In Anne’s reign Ellys did not abandon his Country Whig principles, but none the less was to be found more often giving his vote to the administration. On 13 Feb. 1703 he voted in favour of agreeing with the Lords’ amendments to the bill for enlarging the time for taking the oath of abjuration, and on 28 Nov. 1704 did not vote for the Tack. Listed after his re-election in 1705 as a ‘Low Churchman’, Ellys voted on 25 Oct. in support of the Court candidate for Speaker. Soon afterwards, however, he devoted his energies once more to a ‘Country’ cause, taking a substantial share in the attempt to secure a ‘place clause’ in the regency bill. He was appointed one of the managers for a conference with the Lords on 7 Feb. 1706 and after the bill had been lost on 18 Feb., one of its supporters, Sir John Cropley, 2nd Bt.*, reported that Ellys and ‘all such were firm to the last’. Harley’s offer to Ellys in the summer of 1706 of the power of recommending someone to a particular position may have been related to the former’s interference in the alterations being made to the Lincolnshire bench at that time. Ellys, though ‘extremely obliged for the great favour’, declined the offer, claiming that he did not know anyone worthy of it and, moreover, ‘I think the pot boils over everywhere, and if ’twas in my power I would empty it before I put more in’. The next year, in August, action by Harley in favour of the Grantham corporation’s petition to be allowed to collect money in Lincolnshire to repair the damage caused by a fire in the town in July, gave Ellys occasion to write to him,

You are the best friend in the world, . . . your generous temper prompts you to do favours for no other reason but to serve your friends. I hope our corporation are sensible of the great favour you have done them, I’m sure the method you’ve taken makes a greater impression upon me than I’m able to express.

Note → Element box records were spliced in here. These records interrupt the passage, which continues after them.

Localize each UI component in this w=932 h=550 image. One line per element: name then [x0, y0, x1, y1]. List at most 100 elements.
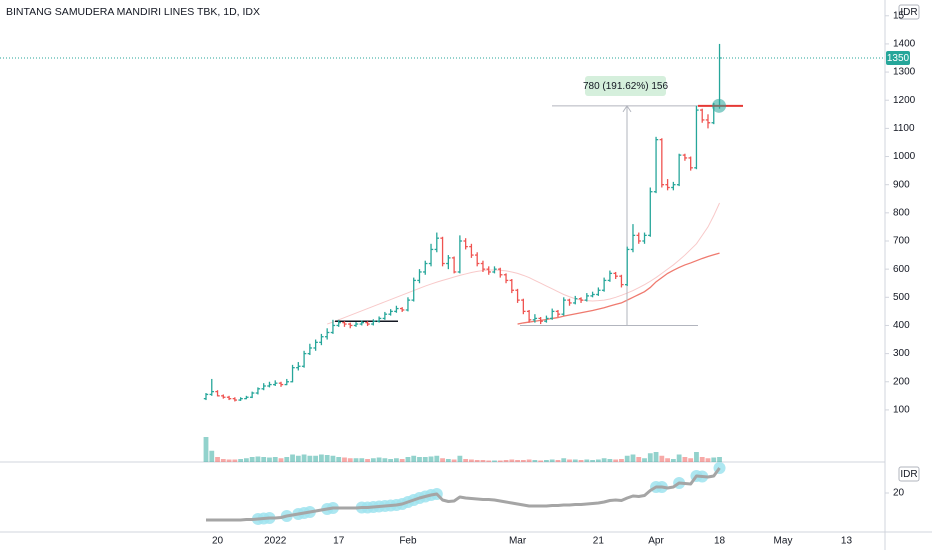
volume-bar: [561, 458, 567, 462]
volume-bar: [445, 459, 451, 462]
y-tick-label: 200: [893, 376, 910, 387]
volume-bar: [544, 460, 549, 462]
y-tick-label: 1100: [893, 123, 915, 134]
volume-bar: [526, 459, 532, 462]
x-tick-label: Feb: [399, 536, 417, 547]
volume-bar: [261, 457, 267, 462]
volume-bar: [359, 458, 365, 462]
volume-bar: [647, 453, 653, 462]
volume-bar: [319, 454, 324, 462]
volume-bar: [330, 455, 336, 462]
volume-bar: [532, 460, 538, 462]
volume-bar: [295, 455, 301, 462]
measure-label: 780 (191.62%) 156: [583, 81, 669, 92]
y-tick-label: 1400: [893, 39, 916, 50]
volume-bar: [324, 455, 330, 462]
volume-bar: [417, 457, 422, 462]
volume-bar: [272, 457, 278, 462]
y-tick-label: 900: [893, 179, 910, 190]
volume-bar: [278, 458, 284, 462]
y-tick-label: 1300: [893, 67, 916, 78]
volume-bar: [370, 458, 376, 462]
y-tick-label: 1000: [893, 151, 916, 162]
volume-bar: [497, 460, 503, 462]
currency-label: IDR: [900, 7, 917, 18]
volume-bar: [243, 458, 249, 462]
volume-bar: [636, 457, 642, 462]
volume-bar: [699, 457, 705, 462]
volume-bar: [434, 455, 440, 462]
volume-bar: [474, 460, 480, 462]
y-tick-label: 15: [893, 10, 905, 21]
y-tick-label: 500: [893, 292, 910, 303]
x-tick-label: 18: [714, 536, 726, 547]
volume-bar: [238, 459, 244, 462]
volume-bar: [405, 457, 411, 462]
volume-bar: [307, 455, 313, 462]
volume-bar: [451, 459, 457, 462]
volume-bar: [226, 459, 232, 462]
volume-bar: [428, 456, 434, 462]
volume-bar: [255, 456, 261, 462]
volume-bar: [515, 460, 520, 462]
y-tick-label: 100: [893, 405, 910, 416]
x-tick-label: 21: [593, 536, 605, 547]
volume-bar: [619, 459, 624, 462]
measure-label-box: [585, 76, 666, 96]
x-tick-label: 20: [212, 536, 224, 547]
volume-bar: [595, 459, 601, 462]
volume-bar: [584, 459, 590, 462]
volume-bar: [480, 460, 486, 462]
volume-bar: [705, 458, 711, 462]
volume-bar: [203, 437, 209, 462]
volume-bar: [347, 458, 353, 462]
chart-title: BINTANG SAMUDERA MANDIRI LINES TBK, 1D, …: [6, 6, 260, 18]
x-tick-label: 13: [841, 536, 853, 547]
volume-bar: [613, 459, 619, 462]
volume-bar: [469, 459, 474, 462]
volume-bar: [290, 454, 295, 462]
y-tick-label: 1200: [893, 95, 916, 106]
indicator-line: [206, 467, 721, 522]
volume-bar: [520, 460, 526, 462]
volume-bar: [382, 458, 388, 462]
volume-bar: [267, 457, 272, 462]
volume-bar: [336, 457, 342, 462]
volume-bar: [590, 460, 595, 462]
volume-bar: [422, 457, 428, 462]
y-tick-label: 700: [893, 236, 910, 247]
x-tick-label: 17: [333, 536, 345, 547]
currency-badge[interactable]: [898, 4, 920, 20]
indicator-currency-badge[interactable]: [898, 466, 920, 482]
volume-bar: [463, 459, 469, 462]
volume-bar: [688, 458, 694, 462]
volume-bar: [215, 457, 220, 462]
x-tick-label: 2022: [264, 536, 287, 547]
y-tick-label: 300: [893, 348, 910, 359]
volume-bar: [376, 457, 382, 462]
volume-bar: [486, 460, 492, 462]
volume-bar: [676, 454, 682, 462]
volume-bar: [665, 458, 670, 462]
volume-bar: [630, 454, 636, 462]
y-tick-label: 800: [893, 207, 910, 218]
volume-bar: [567, 459, 572, 462]
volume-bar: [411, 455, 417, 462]
measure-arrow: [622, 104, 632, 113]
last-price-badge: [886, 50, 910, 65]
volume-bar: [653, 452, 659, 462]
volume-bar: [642, 458, 647, 462]
volume-bar: [601, 458, 607, 462]
indicator-currency-label: IDR: [900, 469, 917, 480]
volume-bar: [578, 460, 584, 462]
x-tick-label: Apr: [648, 536, 664, 547]
volume-bar: [538, 460, 544, 462]
volume-bar: [509, 459, 515, 462]
volume-bar: [209, 450, 215, 462]
volume-bar: [399, 459, 405, 462]
volume-bar: [549, 459, 555, 462]
volume-bar: [624, 455, 630, 462]
volume-bar: [342, 457, 347, 462]
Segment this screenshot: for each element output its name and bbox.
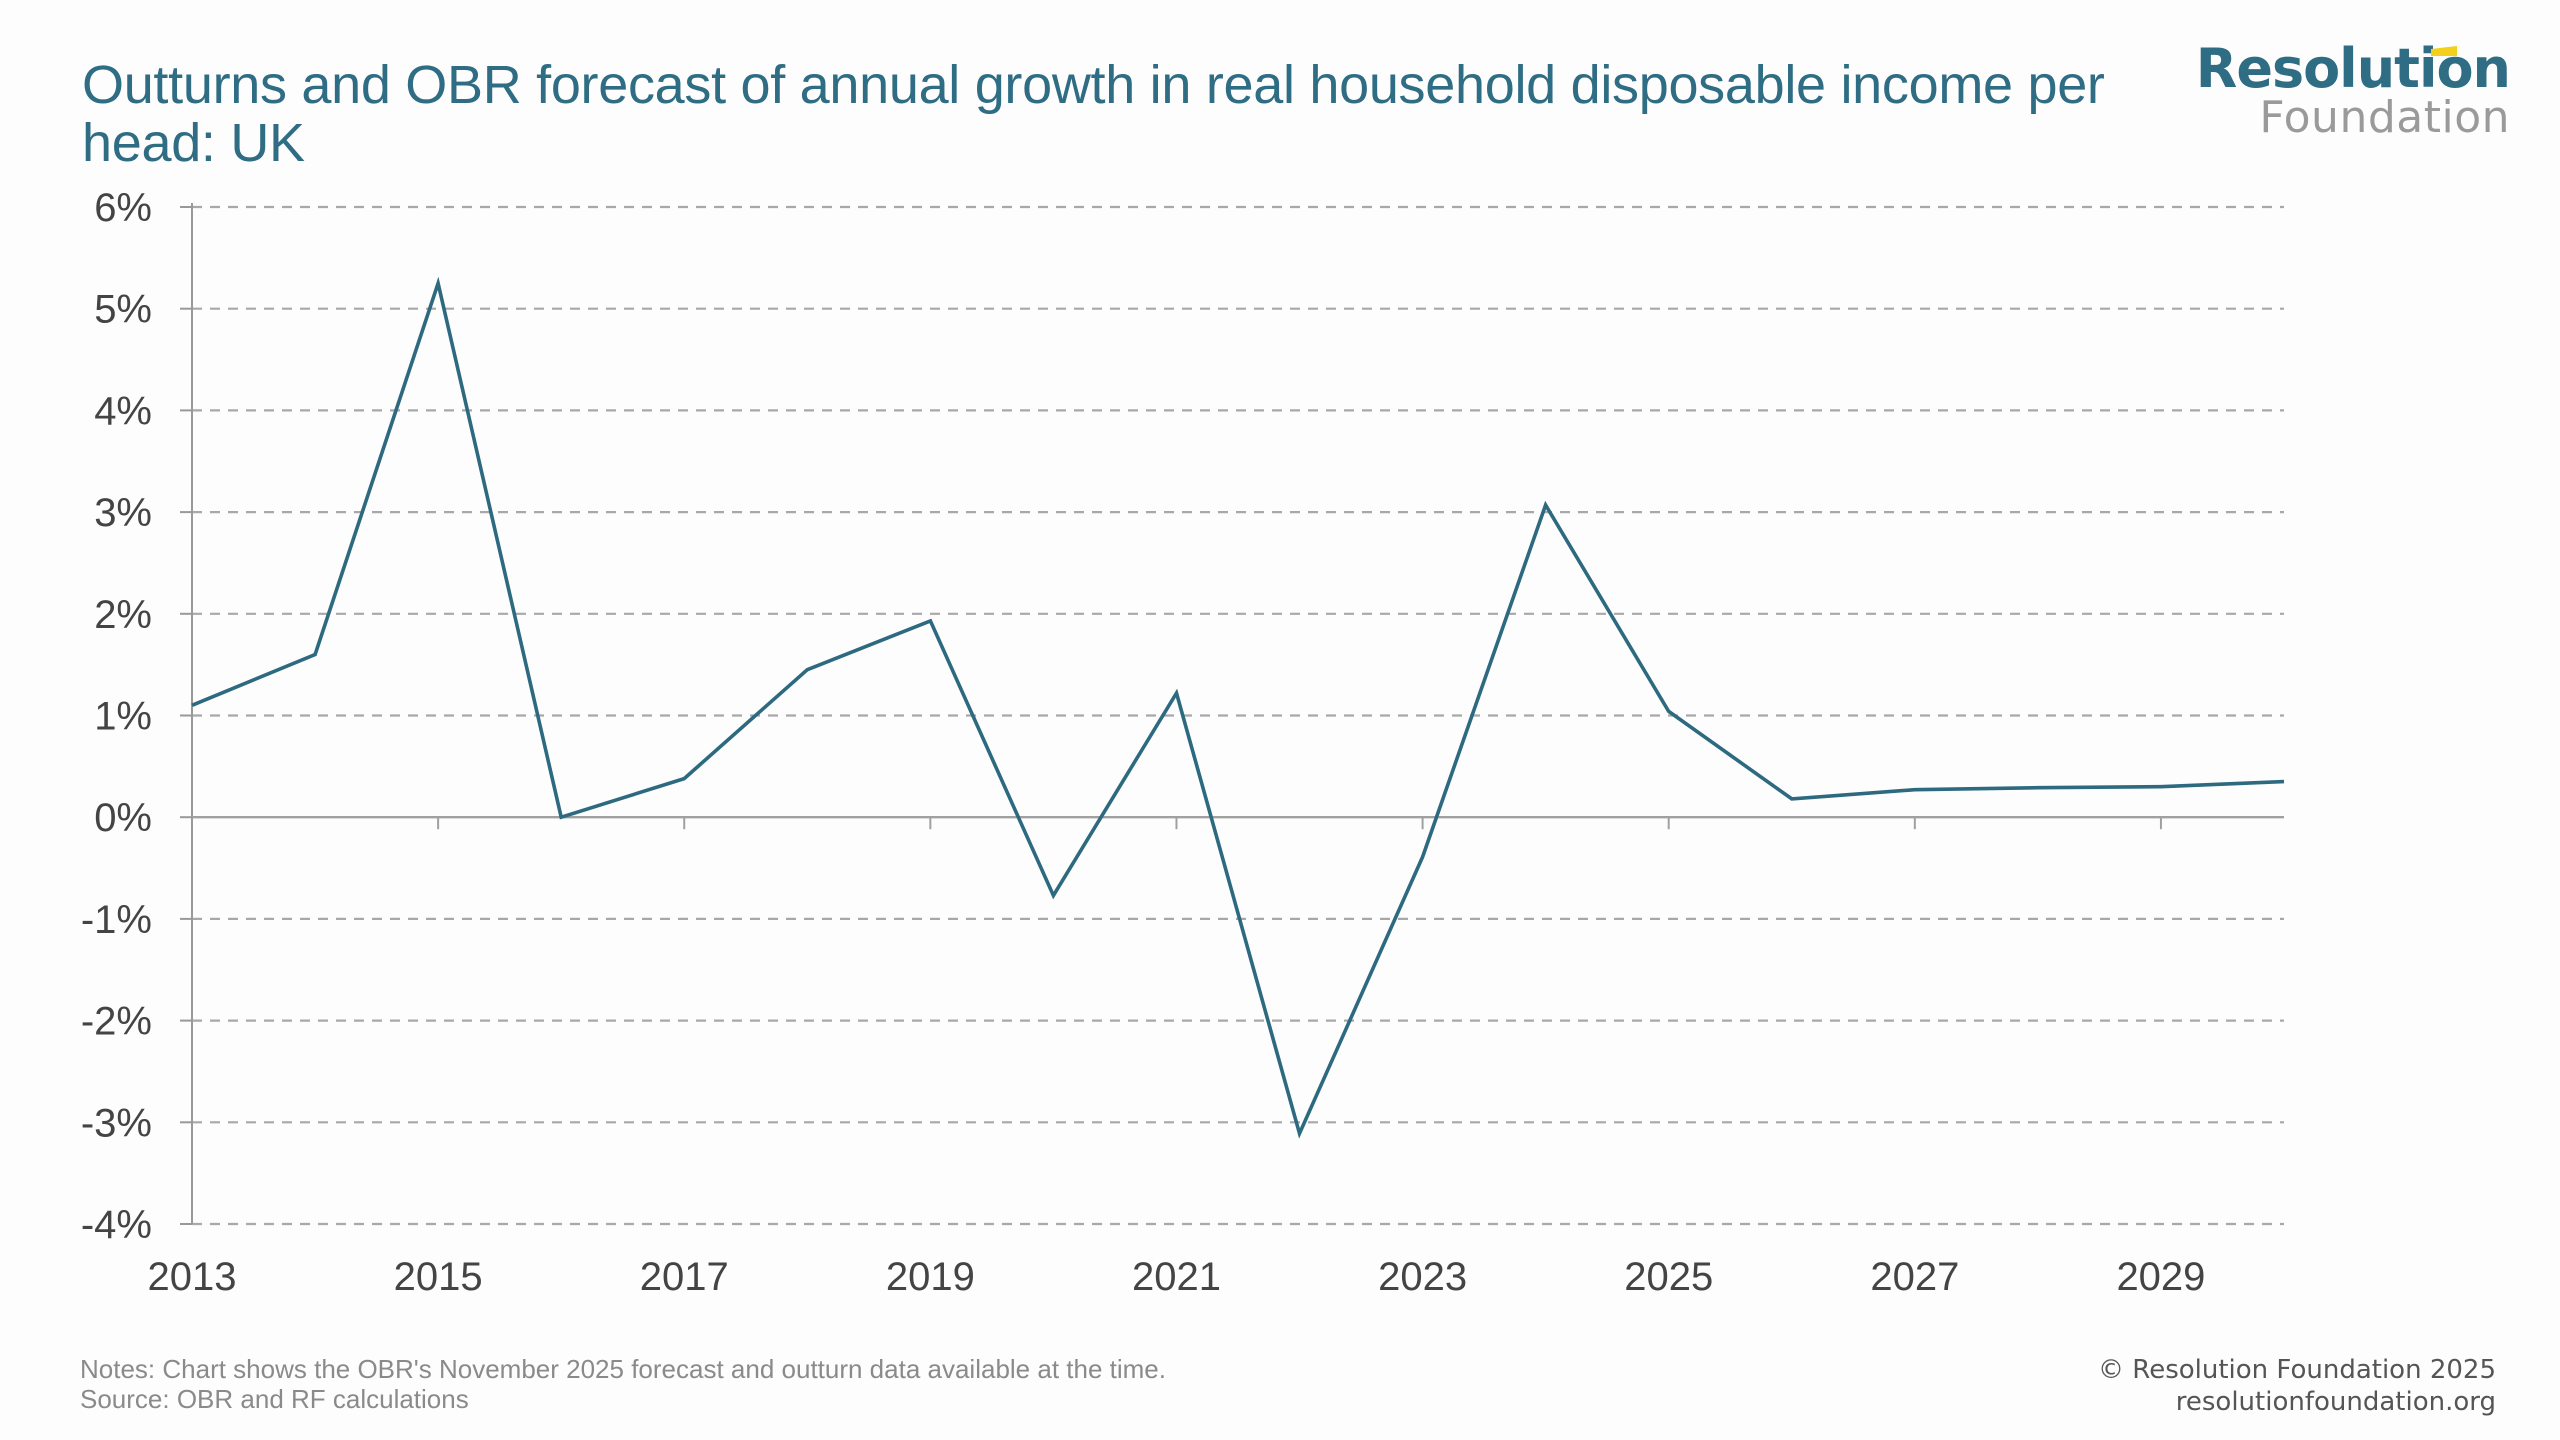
y-tick-label: -2% xyxy=(81,1000,152,1044)
gridlines xyxy=(192,205,2284,1226)
x-tick-label: 2023 xyxy=(1378,1255,1467,1299)
x-tick-label: 2025 xyxy=(1624,1255,1713,1299)
resolution-foundation-logo: Resolution Foundation xyxy=(2180,36,2511,146)
x-tick-label: 2019 xyxy=(886,1255,975,1299)
x-tick-label: 2021 xyxy=(1132,1255,1221,1299)
source-text: Source: OBR and RF calculations xyxy=(80,1384,469,1414)
y-tick-label: -3% xyxy=(81,1101,152,1145)
notes-text: Notes: Chart shows the OBR's November 20… xyxy=(80,1354,1166,1384)
copyright-text: © Resolution Foundation 2025 xyxy=(2098,1355,2496,1385)
y-tick-label: 0% xyxy=(94,796,152,840)
axes xyxy=(180,203,2284,1225)
x-tick-label: 2015 xyxy=(394,1255,483,1299)
series-group xyxy=(191,276,2285,1139)
x-axis-labels: 2013 2015 2017 2019 2021 2023 2025 2027 2029 xyxy=(148,1255,2206,1299)
y-tick-label: 3% xyxy=(94,491,152,535)
x-tick-label: 2029 xyxy=(2116,1255,2205,1299)
y-tick-label: 2% xyxy=(94,593,152,637)
y-tick-label: -1% xyxy=(81,898,152,942)
copyright-block: © Resolution Foundation 2025 resolutionf… xyxy=(2098,1354,2496,1418)
chart-title: Outturns and OBR forecast of annual grow… xyxy=(82,55,2105,173)
y-axis-labels: 6% 5% 4% 3% 2% 1% 0% -1% -2% -3% -4% xyxy=(81,186,152,1247)
y-tick-label: 1% xyxy=(94,695,152,739)
x-tick-label: 2017 xyxy=(640,1255,729,1299)
y-tick-label: 4% xyxy=(94,389,152,433)
series-line xyxy=(191,276,2285,1139)
logo-accent-icon xyxy=(2431,46,2457,56)
chart-notes: Notes: Chart shows the OBR's November 20… xyxy=(80,1354,1166,1414)
logo-wordmark-resolution: Resolution xyxy=(2195,37,2511,100)
y-tick-label: 5% xyxy=(94,288,152,332)
y-tick-label: 6% xyxy=(94,186,152,230)
x-tick-label: 2027 xyxy=(1870,1255,1959,1299)
logo-wordmark-foundation: Foundation xyxy=(2259,92,2510,143)
x-tick-label: 2013 xyxy=(148,1255,237,1299)
website-link[interactable]: resolutionfoundation.org xyxy=(2175,1387,2496,1417)
y-tick-label: -4% xyxy=(81,1203,152,1247)
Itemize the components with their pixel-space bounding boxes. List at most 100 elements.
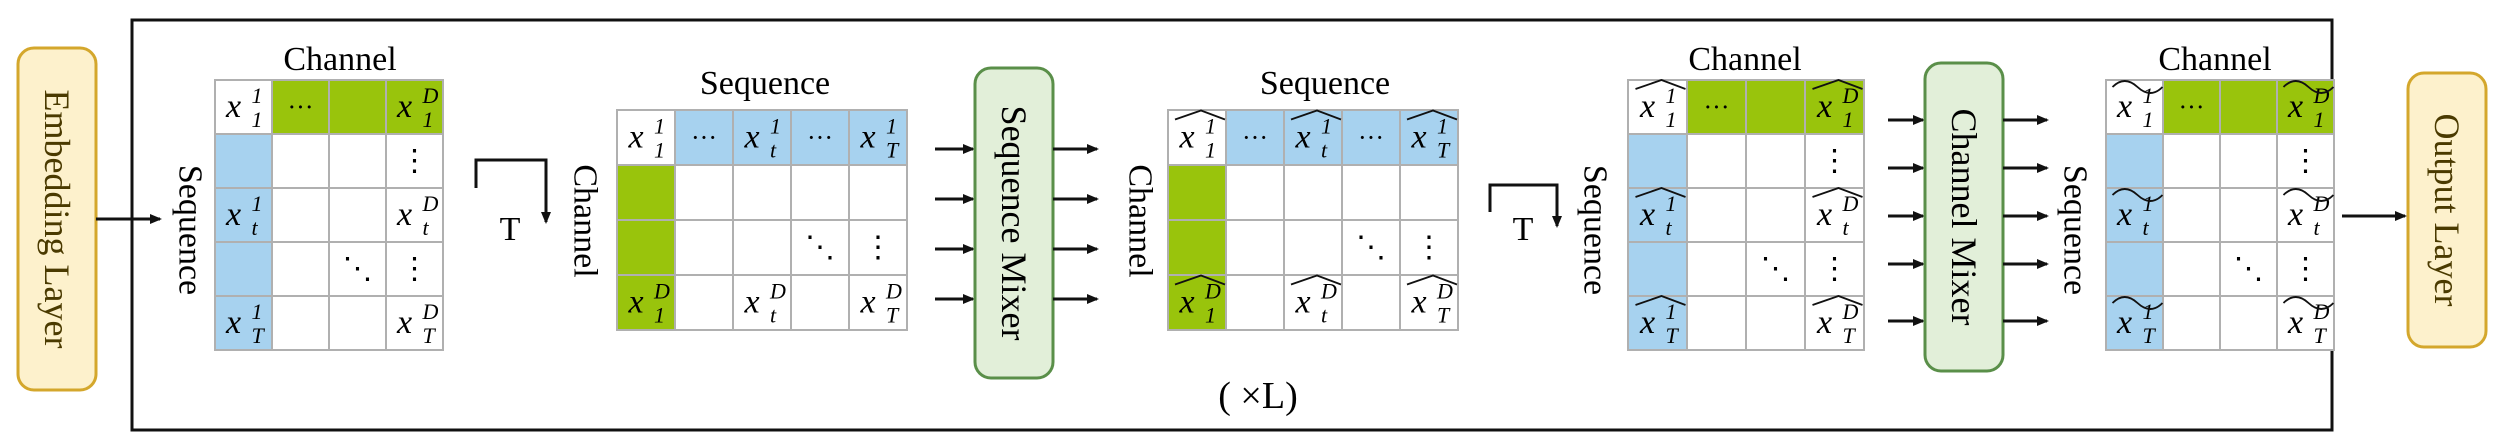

An analysis of the House of early 1708 classed Ellys as a Whig, and in the subsequent Parliament he voted for the naturalization of the Palatines and for the impeachment of Dr Sacheverell. Described again as a Whig in the ‘Hanover list’ of 1710, he opposed the Tory ministry in the vote on 18 June 1713 on the French commerce bill. He did not stand for re-election that year, and seems to have retired from active politics.6

Ellys continued his role as local patron and benefactor, becoming a trustee for the rebuilding of the church of St. Peter-at-Arches, Lincoln, in 1719. He died at Nocton, 6 Oct. 1727, leaving large legacies to his daughters Sarah and Isabella, £100 to Grantham corporation, and the bulk of his estate to his son Richard*.7

Ref Volumes: 1690-1715

Authors: Paula Watson / Sonya Wynne

Notes

  • 1. Assoc. Architectural Socs. xxiv, 362–6; IGI, Lincs.
  • 2. Cal. Treas. Bks. viii. 1806; xxx. 425; Lincs. Peds. (Harl. Soc. l), 326.
  • 3. Her. and Gen. ii. 121; D. R. Lacey, Dissent and Parlty. Pol. 1661–89, 389–90; W. Marrat, Grantham, 24; A. Browning, Danby, iii. 160; Add. 70015, f. 86; 70230, Hampden to Harley, 15 Oct. 1690; HMC Portland, iii. 536.
  • 4. Add. 70197, Ellys to Harley, 31 Aug. 1695, 13 May 1696; 70224, same to same, 6 Nov. 1695.
  • 5. Luttrell, Brief Relation, iv. 665.
  • 6. Centre Kentish Stud. Stanhope mss U1590 C9/31, Cropley to Alexander Stanhope, 19 Feb. [1706]; HMC Portland, iv. 314; Marrat, 23–25; Add. 70267 misc. 42, Grantham petition; 70197, Ellys to Harley, 11 Aug. 1707.
  • 7. Lincs. Peds. (Harl. Soc. l), 326; PCC 79 Brook.